El problema es que esa reacción mezcla planos distintos. Una cosa es la necesidad de recursos. Otra, la estructura que esos recursos impondrán. Otra, el costo real de esa estructura en términos de control, garantías, covenants, expectativas de retorno o margen de decisión después del cierre. Cuando todo eso se resume en “necesitamos capital”, el análisis empieza tarde.

Lo que conviene mirar

Antes de decidir cómo conseguir recursos, conviene responder preguntas más básicas.

La primera es si el problema es realmente de capital o si, en el fondo, es de estructura operativa, de flujo, de calendario o de narrativa financiera.
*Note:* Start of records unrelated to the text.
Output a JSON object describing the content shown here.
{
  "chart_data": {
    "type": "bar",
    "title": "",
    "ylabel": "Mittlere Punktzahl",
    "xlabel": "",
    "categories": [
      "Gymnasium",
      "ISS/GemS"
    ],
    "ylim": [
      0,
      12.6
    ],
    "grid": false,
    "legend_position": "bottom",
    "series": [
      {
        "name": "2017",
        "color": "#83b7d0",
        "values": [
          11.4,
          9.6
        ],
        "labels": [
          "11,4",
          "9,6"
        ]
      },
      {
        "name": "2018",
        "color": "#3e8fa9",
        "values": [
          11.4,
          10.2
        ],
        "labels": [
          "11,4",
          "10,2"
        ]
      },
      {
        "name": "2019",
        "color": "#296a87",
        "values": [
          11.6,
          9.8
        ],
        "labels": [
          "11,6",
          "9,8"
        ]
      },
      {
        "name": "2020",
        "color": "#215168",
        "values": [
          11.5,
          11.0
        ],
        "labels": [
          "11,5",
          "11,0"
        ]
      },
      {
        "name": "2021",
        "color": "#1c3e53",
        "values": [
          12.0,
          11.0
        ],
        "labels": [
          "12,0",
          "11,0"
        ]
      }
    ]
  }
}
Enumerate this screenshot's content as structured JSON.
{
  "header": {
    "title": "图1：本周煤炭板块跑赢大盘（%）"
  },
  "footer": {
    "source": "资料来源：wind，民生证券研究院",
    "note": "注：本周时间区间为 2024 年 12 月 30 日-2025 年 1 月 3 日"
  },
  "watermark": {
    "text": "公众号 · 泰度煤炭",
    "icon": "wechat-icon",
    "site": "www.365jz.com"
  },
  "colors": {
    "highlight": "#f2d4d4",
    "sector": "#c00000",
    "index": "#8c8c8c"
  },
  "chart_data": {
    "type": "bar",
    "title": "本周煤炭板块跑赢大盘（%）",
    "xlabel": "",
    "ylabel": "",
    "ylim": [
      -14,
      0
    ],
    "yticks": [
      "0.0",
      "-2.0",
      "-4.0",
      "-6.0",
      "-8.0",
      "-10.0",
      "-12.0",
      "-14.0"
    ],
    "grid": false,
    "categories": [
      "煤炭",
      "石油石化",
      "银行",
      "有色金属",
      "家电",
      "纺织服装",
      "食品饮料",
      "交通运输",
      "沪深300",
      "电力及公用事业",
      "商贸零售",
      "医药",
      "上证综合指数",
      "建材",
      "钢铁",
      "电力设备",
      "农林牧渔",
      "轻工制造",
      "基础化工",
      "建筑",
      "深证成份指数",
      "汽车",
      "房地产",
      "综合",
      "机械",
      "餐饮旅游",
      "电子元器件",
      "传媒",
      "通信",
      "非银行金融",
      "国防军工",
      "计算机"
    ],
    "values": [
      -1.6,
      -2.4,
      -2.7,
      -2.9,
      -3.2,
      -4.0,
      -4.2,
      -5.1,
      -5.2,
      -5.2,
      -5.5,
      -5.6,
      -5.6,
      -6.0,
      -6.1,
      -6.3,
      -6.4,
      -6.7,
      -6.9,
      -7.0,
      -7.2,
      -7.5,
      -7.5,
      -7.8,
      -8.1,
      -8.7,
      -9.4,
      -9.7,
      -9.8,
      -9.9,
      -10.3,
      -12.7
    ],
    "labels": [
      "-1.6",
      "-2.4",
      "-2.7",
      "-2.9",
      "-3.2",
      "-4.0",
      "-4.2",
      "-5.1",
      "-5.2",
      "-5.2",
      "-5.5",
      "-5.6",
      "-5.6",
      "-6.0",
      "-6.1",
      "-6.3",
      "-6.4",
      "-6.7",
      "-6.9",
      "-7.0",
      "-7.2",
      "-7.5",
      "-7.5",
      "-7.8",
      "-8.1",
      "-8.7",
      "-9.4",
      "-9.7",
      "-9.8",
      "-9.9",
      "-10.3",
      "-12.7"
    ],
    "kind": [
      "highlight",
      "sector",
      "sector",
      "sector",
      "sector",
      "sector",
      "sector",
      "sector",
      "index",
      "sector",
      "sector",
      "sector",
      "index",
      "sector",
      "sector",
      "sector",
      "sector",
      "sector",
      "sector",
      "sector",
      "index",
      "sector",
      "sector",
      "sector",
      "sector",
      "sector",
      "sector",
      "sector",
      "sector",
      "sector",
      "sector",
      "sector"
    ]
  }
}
La segunda es qué grado de flexibilidad necesita conservar la organización después de recibir esos recursos. La tercera es qué está dispuesta a comprometer: control, garantías, retorno esperado, exigencias de información o capacidad futura de maniobra. La cuarta es si la necesidad actual es transitoria o si revela una fragilidad más profunda.

Solo después de ordenar esas preguntas tiene sentido comparar deuda, capital accionario, capital estratégico o vehículos privados.

No toda necesidad de recursos exige la misma respuesta. Y no toda respuesta que trae recursos mejora la situación.

Una mala estructura de capital puede resolver el corto plazo y deteriorar el largo. Puede introducir tensiones de control, presión de repago, dependencia de terceros o restricciones que no eran suficientemente visibles cuando la urgencia dominaba la conversación.

Por eso, la primera pregunta no debería ser cómo conseguir capital. Debería ser qué tipo de estructura puede sostenerlo sin debilitar la posición futura de la organización.

Conseguir recursos puede ser urgente. Estructurar bien el capital sigue siendo más importante.

Cuando esa diferencia se borra, la decisión empieza a deteriorarse antes de que llegue el primer desembolso.